The allotment is producing a huge amount of food, shared between the people that work on it. I took a bag of rocket back to London with me, which brought me cheer for almost a week. In comparison to the roof, the productivity levels there are immense. I haven’t really spent any time on allotments before and so was slightly in awe of what this one was achieving. My roof top growing seemed fairly meagre in comparison, or at least miniature.
During an urban agriculture workshop back in London, a few of us discussed the value of the local growing spaces we knew. Thinking about the roof, it appeared that, in terms of yield, my space’s value was more qualitative than quantifiable. Its true value came from being a progressive project, something that brought a small amount of food onto a table, enough to stop one person needing to buy as much fresh produce and reducing food miles, but also bringing joy and a greater sense of connection with the natural environment. Size doesn’t really matter, as long as you have some successes and get to eat the results.

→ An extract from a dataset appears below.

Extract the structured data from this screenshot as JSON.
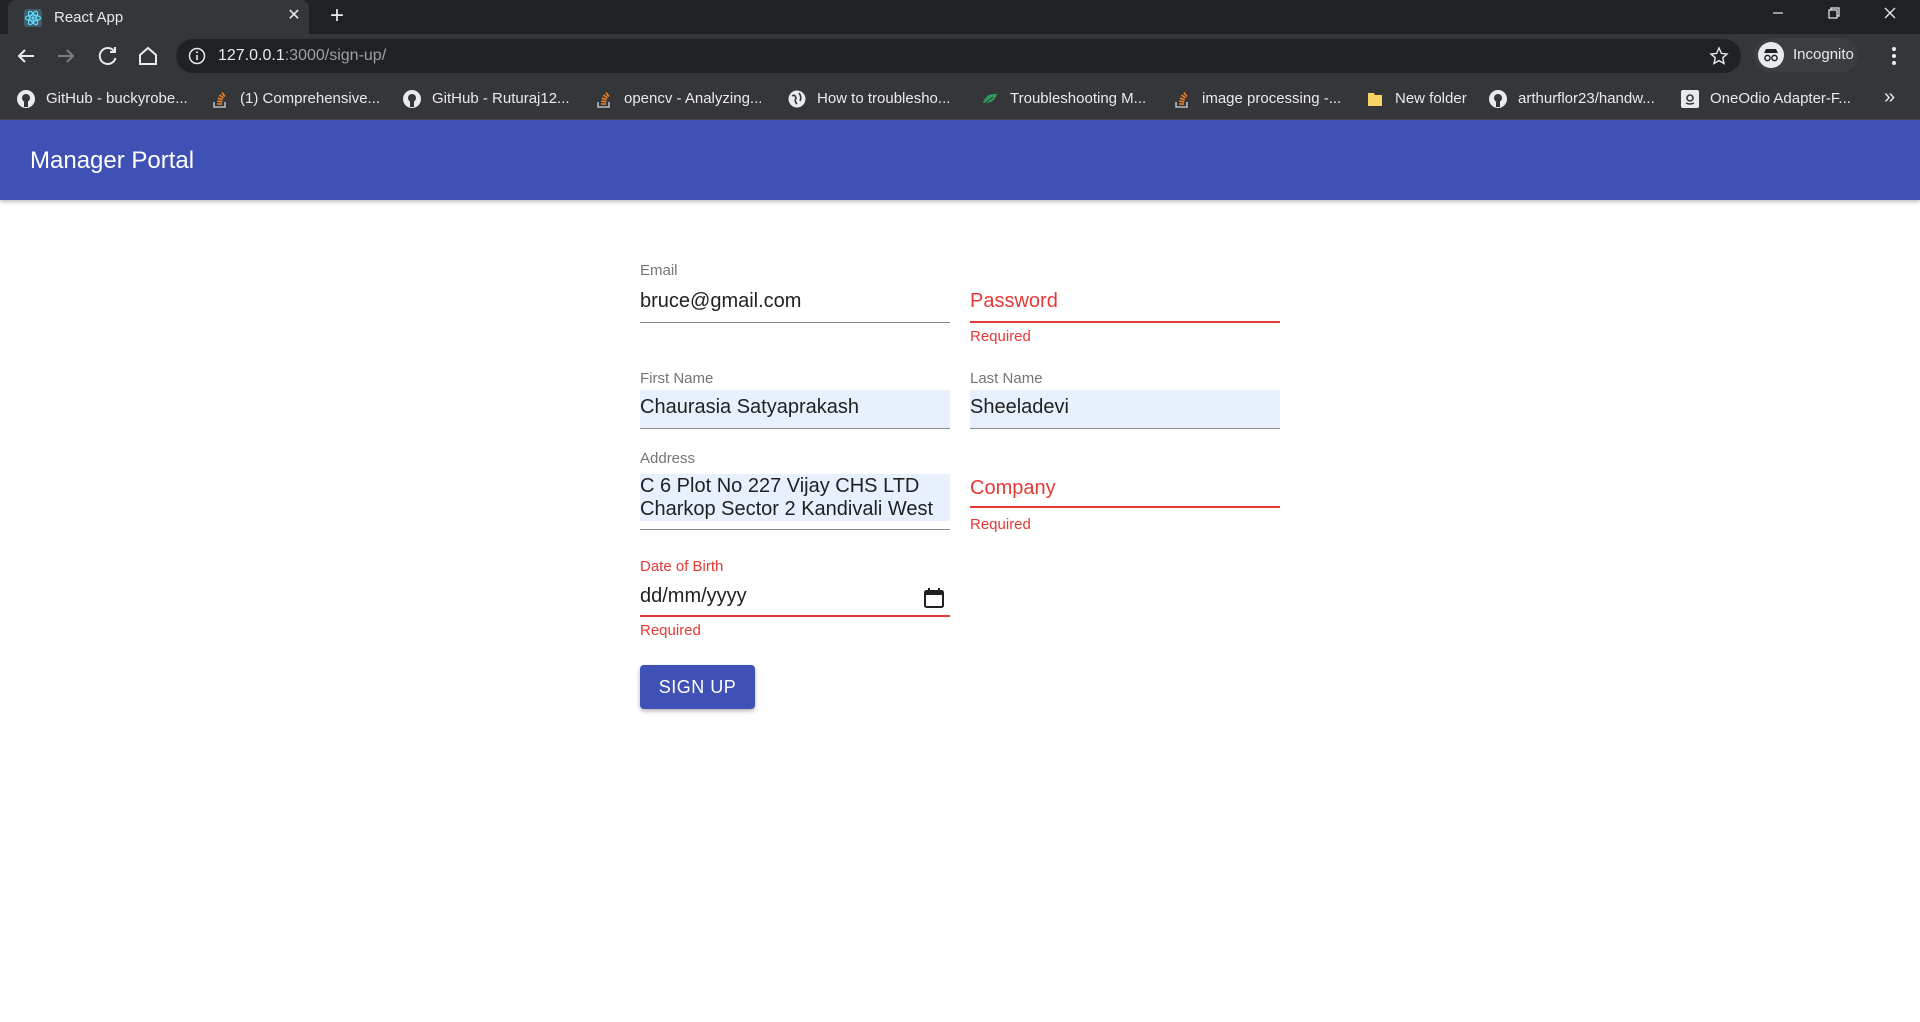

And I’m still harvesting tomatoes as November approaches. I just popped out and picked one in fact and it was as delicious as ever. Things are slowing down though, it’s taking a lot longer for them to go red. I’m attempting to ripen a few picked green ones inside now. A ripe, red tom is being used to coax a bowl of green ones to blush. It’s working but it’s also a slow process. I’m practising patience and savouring them as they turn. Last weekend I planted more winter lettuce, and the hardy salads and leaves I planted in September are doing well, sending up lots of lovely green shoots. I think the roof will keep providing for a while yet.